Institute of Interventional and Diagnostic Radiology and Neuroradiology, University Hospital Essen, Essen, Germany.
Institute for Artificial Intelligence in Medicine, University Hospital Essen, Essen, Germany.
Sci Data. 2024 May 10;11(1):483. doi: 10.1038/s41597-024-03337-6.

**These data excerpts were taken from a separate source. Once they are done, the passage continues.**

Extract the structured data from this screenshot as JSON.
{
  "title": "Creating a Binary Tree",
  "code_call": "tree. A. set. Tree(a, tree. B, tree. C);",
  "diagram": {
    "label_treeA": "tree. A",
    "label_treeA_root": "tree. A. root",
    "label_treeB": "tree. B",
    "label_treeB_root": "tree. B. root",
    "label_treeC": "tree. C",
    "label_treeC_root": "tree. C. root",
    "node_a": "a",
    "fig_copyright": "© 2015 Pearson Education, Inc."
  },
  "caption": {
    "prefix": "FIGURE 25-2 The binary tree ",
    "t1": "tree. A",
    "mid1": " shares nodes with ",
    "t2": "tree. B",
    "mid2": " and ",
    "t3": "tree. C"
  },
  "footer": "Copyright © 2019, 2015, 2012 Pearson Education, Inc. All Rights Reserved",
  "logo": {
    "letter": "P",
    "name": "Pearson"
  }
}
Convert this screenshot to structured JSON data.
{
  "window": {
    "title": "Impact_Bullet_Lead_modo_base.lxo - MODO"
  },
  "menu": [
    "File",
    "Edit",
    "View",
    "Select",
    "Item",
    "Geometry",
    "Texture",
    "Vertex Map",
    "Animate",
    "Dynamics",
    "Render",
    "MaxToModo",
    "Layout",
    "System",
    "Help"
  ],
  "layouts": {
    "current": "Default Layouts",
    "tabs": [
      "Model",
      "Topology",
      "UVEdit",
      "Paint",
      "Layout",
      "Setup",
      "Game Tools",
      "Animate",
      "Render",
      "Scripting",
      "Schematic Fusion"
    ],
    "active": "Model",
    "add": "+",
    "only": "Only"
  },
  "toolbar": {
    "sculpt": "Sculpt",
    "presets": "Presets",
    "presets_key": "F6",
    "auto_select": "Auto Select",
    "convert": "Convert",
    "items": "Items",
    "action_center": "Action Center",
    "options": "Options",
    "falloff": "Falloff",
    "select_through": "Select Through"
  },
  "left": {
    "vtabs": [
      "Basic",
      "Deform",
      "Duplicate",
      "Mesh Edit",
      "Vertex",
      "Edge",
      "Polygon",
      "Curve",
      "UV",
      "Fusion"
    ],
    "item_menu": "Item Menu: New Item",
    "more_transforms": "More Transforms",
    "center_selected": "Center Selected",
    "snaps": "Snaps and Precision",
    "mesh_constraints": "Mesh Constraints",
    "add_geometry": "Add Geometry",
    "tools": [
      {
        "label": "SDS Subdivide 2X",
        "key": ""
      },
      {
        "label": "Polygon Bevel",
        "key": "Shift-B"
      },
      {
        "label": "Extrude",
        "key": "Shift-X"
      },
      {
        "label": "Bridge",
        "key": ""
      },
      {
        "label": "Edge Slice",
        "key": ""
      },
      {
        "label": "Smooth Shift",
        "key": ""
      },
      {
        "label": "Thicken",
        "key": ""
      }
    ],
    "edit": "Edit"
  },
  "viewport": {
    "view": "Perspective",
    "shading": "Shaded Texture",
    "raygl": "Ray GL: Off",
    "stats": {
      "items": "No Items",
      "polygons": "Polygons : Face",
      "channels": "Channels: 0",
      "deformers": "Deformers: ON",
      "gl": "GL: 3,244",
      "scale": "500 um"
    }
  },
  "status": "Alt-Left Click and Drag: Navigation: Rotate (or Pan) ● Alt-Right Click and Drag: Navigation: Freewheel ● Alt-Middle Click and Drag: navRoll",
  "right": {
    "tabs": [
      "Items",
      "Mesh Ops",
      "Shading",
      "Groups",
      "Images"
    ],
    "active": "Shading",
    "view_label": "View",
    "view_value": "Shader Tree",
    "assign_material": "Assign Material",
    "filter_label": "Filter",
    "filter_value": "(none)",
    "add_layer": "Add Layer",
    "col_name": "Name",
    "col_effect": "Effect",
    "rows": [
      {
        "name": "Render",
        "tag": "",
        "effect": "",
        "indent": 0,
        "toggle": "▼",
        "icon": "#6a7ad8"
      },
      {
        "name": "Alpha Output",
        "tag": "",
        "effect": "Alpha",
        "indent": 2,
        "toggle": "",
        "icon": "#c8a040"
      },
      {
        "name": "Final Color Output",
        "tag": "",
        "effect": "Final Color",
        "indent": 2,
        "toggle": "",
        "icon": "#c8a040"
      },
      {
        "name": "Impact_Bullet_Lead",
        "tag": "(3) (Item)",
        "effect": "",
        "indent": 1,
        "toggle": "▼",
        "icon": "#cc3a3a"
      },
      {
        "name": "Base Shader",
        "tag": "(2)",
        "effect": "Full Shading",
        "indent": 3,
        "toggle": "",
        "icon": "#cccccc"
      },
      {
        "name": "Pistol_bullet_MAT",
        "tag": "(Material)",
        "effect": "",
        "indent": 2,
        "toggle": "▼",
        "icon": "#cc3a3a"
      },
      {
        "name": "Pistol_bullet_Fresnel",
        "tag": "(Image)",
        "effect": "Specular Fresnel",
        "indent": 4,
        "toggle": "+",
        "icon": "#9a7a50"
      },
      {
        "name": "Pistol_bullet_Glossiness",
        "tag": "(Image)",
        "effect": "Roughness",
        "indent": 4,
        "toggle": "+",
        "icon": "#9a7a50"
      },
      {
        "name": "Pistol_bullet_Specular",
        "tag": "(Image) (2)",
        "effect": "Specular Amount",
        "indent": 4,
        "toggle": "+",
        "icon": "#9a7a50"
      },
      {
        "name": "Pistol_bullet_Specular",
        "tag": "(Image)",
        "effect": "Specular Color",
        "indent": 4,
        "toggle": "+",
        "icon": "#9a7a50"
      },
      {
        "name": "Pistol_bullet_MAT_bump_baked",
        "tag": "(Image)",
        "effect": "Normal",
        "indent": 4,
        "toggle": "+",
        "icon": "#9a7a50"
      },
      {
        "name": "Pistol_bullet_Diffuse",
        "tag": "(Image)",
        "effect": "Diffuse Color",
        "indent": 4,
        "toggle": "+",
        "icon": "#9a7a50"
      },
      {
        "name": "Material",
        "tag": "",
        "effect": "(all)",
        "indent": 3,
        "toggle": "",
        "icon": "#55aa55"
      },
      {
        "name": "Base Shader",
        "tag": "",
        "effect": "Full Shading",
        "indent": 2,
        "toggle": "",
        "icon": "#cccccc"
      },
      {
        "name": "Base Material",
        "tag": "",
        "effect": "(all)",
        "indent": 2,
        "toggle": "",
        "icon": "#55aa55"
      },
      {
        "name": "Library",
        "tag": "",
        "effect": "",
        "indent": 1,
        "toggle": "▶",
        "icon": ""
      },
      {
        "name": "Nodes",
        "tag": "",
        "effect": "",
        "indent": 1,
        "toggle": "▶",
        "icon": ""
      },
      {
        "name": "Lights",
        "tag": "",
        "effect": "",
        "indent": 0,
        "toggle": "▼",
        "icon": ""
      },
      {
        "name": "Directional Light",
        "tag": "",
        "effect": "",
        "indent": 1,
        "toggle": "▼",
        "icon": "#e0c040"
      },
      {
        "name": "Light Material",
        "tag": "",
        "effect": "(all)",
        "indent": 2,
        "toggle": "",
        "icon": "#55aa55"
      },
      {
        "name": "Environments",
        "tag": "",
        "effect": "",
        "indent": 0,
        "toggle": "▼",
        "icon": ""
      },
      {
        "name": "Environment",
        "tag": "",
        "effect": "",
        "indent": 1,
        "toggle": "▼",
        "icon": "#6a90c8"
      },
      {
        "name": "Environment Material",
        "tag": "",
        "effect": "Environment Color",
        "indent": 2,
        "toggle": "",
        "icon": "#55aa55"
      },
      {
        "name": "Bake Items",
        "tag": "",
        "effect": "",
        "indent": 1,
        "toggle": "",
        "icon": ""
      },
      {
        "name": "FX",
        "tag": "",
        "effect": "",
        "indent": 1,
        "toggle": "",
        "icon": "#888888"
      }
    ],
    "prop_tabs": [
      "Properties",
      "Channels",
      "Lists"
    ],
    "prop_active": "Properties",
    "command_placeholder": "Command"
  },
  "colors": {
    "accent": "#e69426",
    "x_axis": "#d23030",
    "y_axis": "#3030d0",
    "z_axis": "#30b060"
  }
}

The Sparsely Annotated Region and Organ Segmentation (SAROS) dataset was created using data from The Cancer Imaging Archive (TCIA) to provide a large open-access CT dataset with high-quality annotations of body landmarks. In-house segmentation models were employed to generate annotation proposals on randomly selected cases from TCIA. The dataset includes 13 semantic body region labels (abdominal/thoracic cavity, bones, brain, breast implant, mediastinum, muscle, parotid/submandibular/thyroid glands, pericardium, spinal cord, subcutaneous tissue) and six body part labels (left/right arm/leg, head, torso). Case selection was based on the DICOM series description, gender, and imaging protocol, resulting in 882 patients (438 female) for a total of 900 CTs. Manual review and correction of proposals were conducted in a continuous quality control cycle. Only every fifth axial slice was annotated, yielding 20150 annotated slices from 28 data collections. For the reproducibility on downstream tasks, five cross-validation folds and a test set were pre-defined. The SAROS dataset serves as an open-access resource for training and evaluating novel segmentation models, covering various scanner vendors and diseases.
Sparsely Annotated Region and Organ Segmentation(SAROS)数据集使用来自癌症成像档案(TCIA)的数据创建,旨在提供一个大型的开放访问 CT 数据集,其中包含高质量的身体地标注释。内部分割模型用于在 TCIA 中随机选择的病例上生成注释建议。该数据集包括 13 个语义身体区域标签(腹部/胸腔、骨骼、大脑、乳房植入物、纵隔、肌肉、腮腺/颌下腺/甲状腺、心包、脊髓、皮下组织)和 6 个身体部位标签(左/右臂/腿、头、躯干)。病例选择基于 DICOM 系列描述、性别和成像协议,共纳入 882 名患者(438 名女性),总计 900 次 CT 扫描。在持续的质量控制循环中,对建议进行了手动审查和更正。仅对每第五个轴向切片进行注释,从 28 个数据集生成了 20150 个注释切片。为了在下游任务中实现可重复性,预先定义了五个交叉验证折叠和一个测试集。SAROS 数据集是一个用于训练和评估新型分割模型的开放访问资源,涵盖了各种扫描仪供应商和疾病。